Two words, when paired together, can make anybody’s mouth water.
In the south, fried chicken is a breakfast staple, something that the people of Rhode Island have come to know with the addition of Chick-fil-A. And combing the delicacy with maple syrup has become mainstream. So one of the “restaurant” world’s biggest players took center stage, with the initiative to add it to their breakfast menu.
Released at the beginning of February, McDonald’s Chicken McGriddle combines two fan favorites. The chicken part explains itself, but for those unfamilar, a mcgriddle is a sandwich on two pancake-like buns that are infused (not drenched with) maple syrup. In theory, a perfect pairing.
But what would make a perfect sandwich?
On my first bite, I was analyzing a few factors. Would the chicken be crispy? Would a pancake on each side of the meat overpower the taste of the chicken? Would it be worth getting again?
The first thing I noticed was the bread. I had some concerns going into it that the mild syrupy flavor would cover up too much of the chicken, and it seemed like I was right. But then after chewing a few more times, it hit.
The sweetness of the syrup was met with the savory and salty tastes of the chicken.
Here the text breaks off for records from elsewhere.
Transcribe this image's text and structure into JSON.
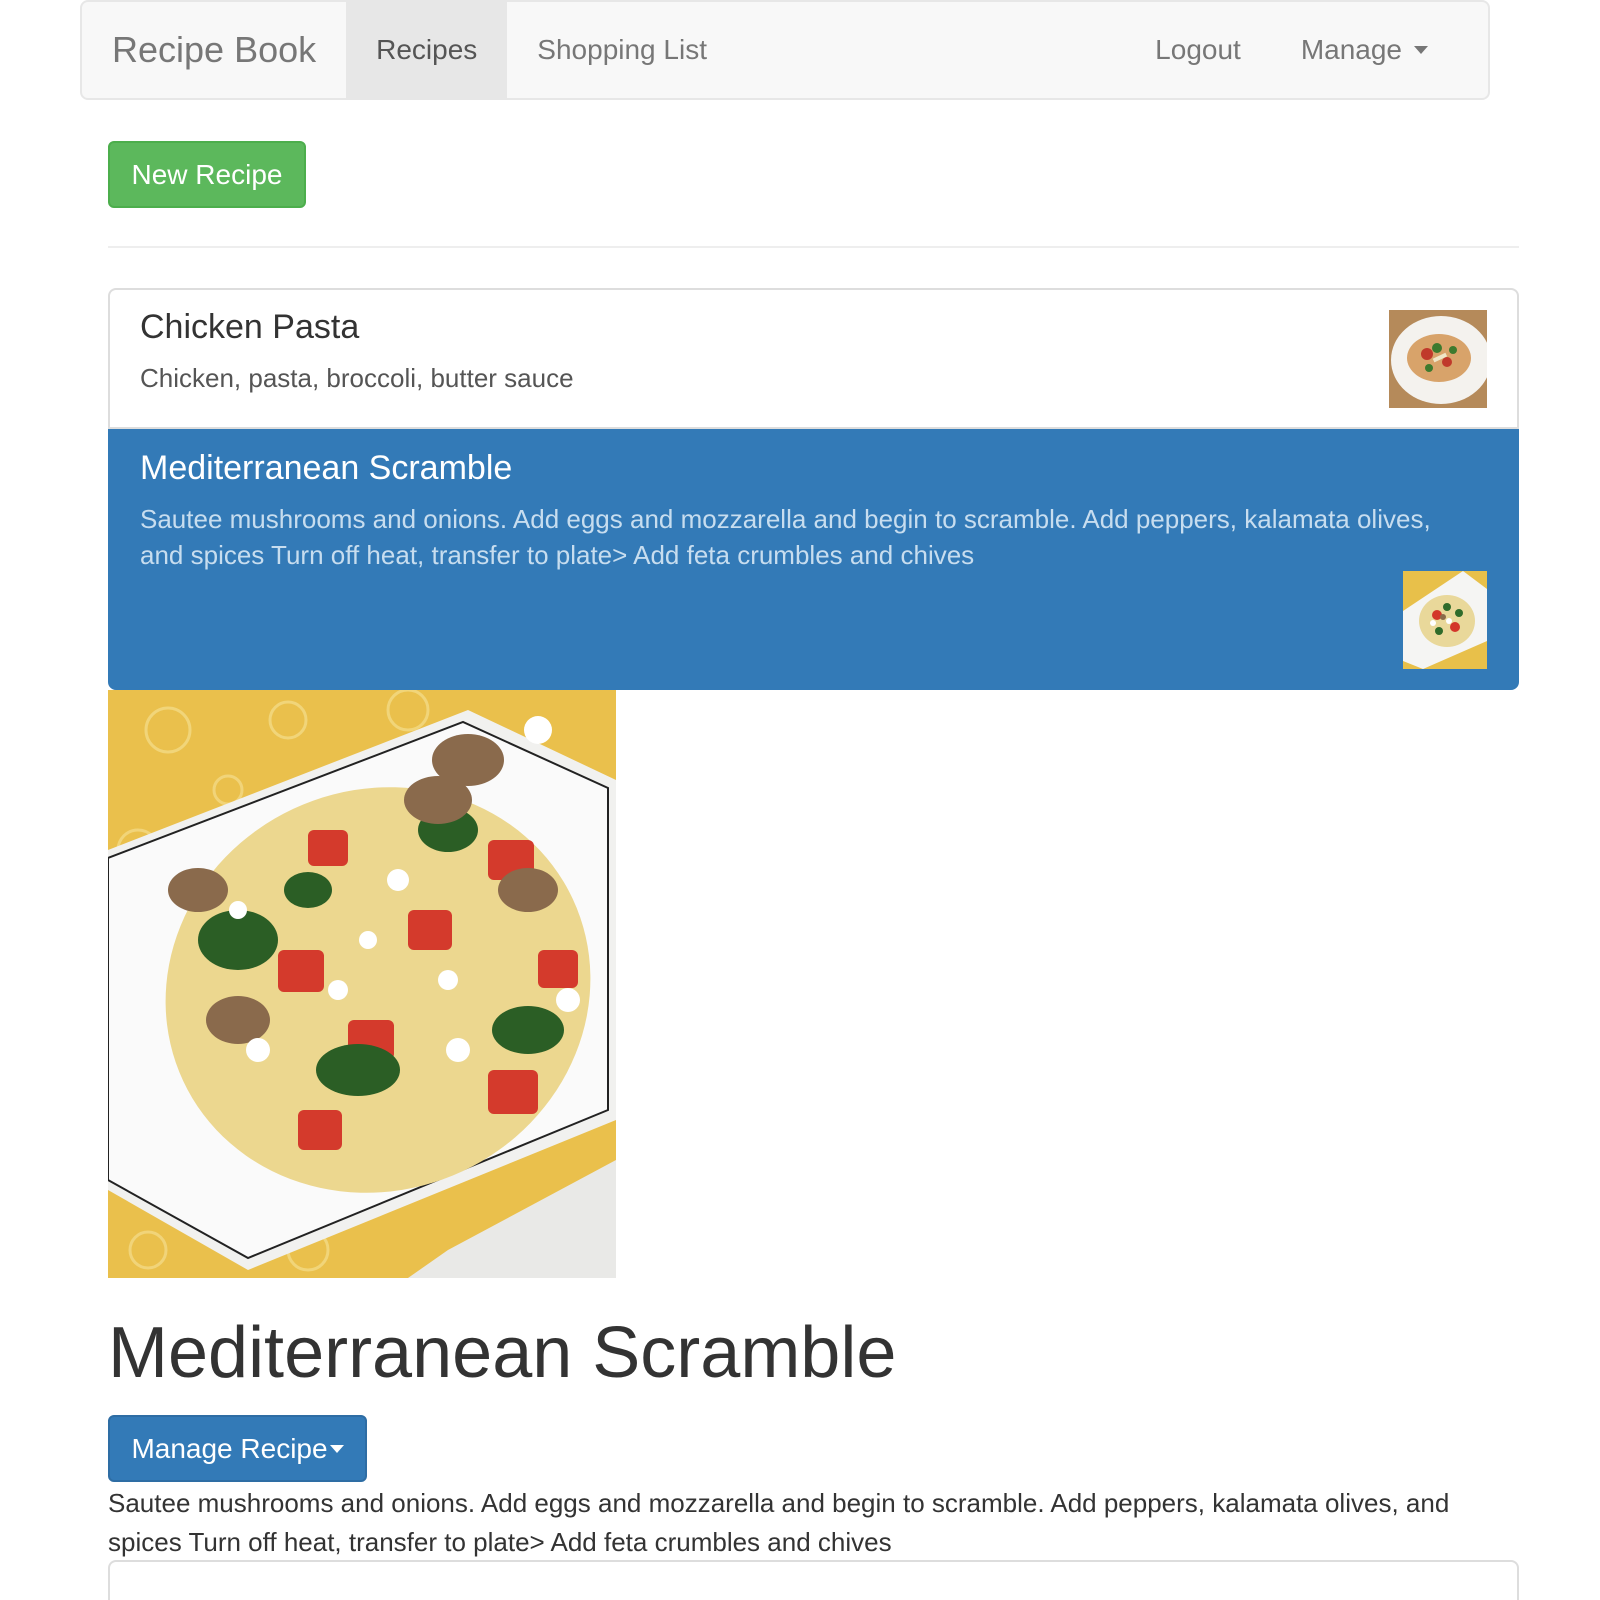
{
  "navbar": {
    "brand": "Recipe Book",
    "tabs": [
      {
        "label": "Recipes",
        "active": true
      },
      {
        "label": "Shopping List",
        "active": false
      }
    ],
    "logout_label": "Logout",
    "manage_label": "Manage"
  },
  "actions": {
    "new_recipe_label": "New Recipe"
  },
  "recipes": [
    {
      "name": "Chicken Pasta",
      "description": "Chicken, pasta, broccoli, butter sauce",
      "thumbnail": "chicken-pasta-photo",
      "selected": false
    },
    {
      "name": "Mediterranean Scramble",
      "description": "Sautee mushrooms and onions. Add eggs and mozzarella and begin to scramble. Add peppers, kalamata olives, and spices Turn off heat, transfer to plate> Add feta crumbles and chives",
      "thumbnail": "mediterranean-scramble-photo",
      "selected": true
    }
  ],
  "detail": {
    "title": "Mediterranean Scramble",
    "manage_button_label": "Manage Recipe",
    "description": "Sautee mushrooms and onions. Add eggs and mozzarella and begin to scramble. Add peppers, kalamata olives, and spices Turn off heat, transfer to plate> Add feta crumbles and chives"
  },
  "colors": {
    "success": "#5cb85c",
    "primary": "#337ab7",
    "navbar_bg": "#f8f8f8"
  }
}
The unqiue taste that is maple blended with the crust of fried greatness jumped out. If you’ve ever had chicken and waffles, you’re familiar with what I’m talking about. While Mickey D’s defintiely isn’t gormet, if I was doing a blind taste test, I’d have no clue that this was any different than the standard chicken and waffles type of dish.
It’s worth noting that I ate this sandwich right away. I didn’t let it sit and get soggy for fifteen minutes. The chicken was slightly crispy, which noticably provided two different textures to the sandwich when the fluffiness of the pancake is considered.
At only $2 per sandwich, I’d definitely say it was worth it’s value. My only criticism, which is present in all of the McGriddles, is that a little more syrup would’ve gone a long way.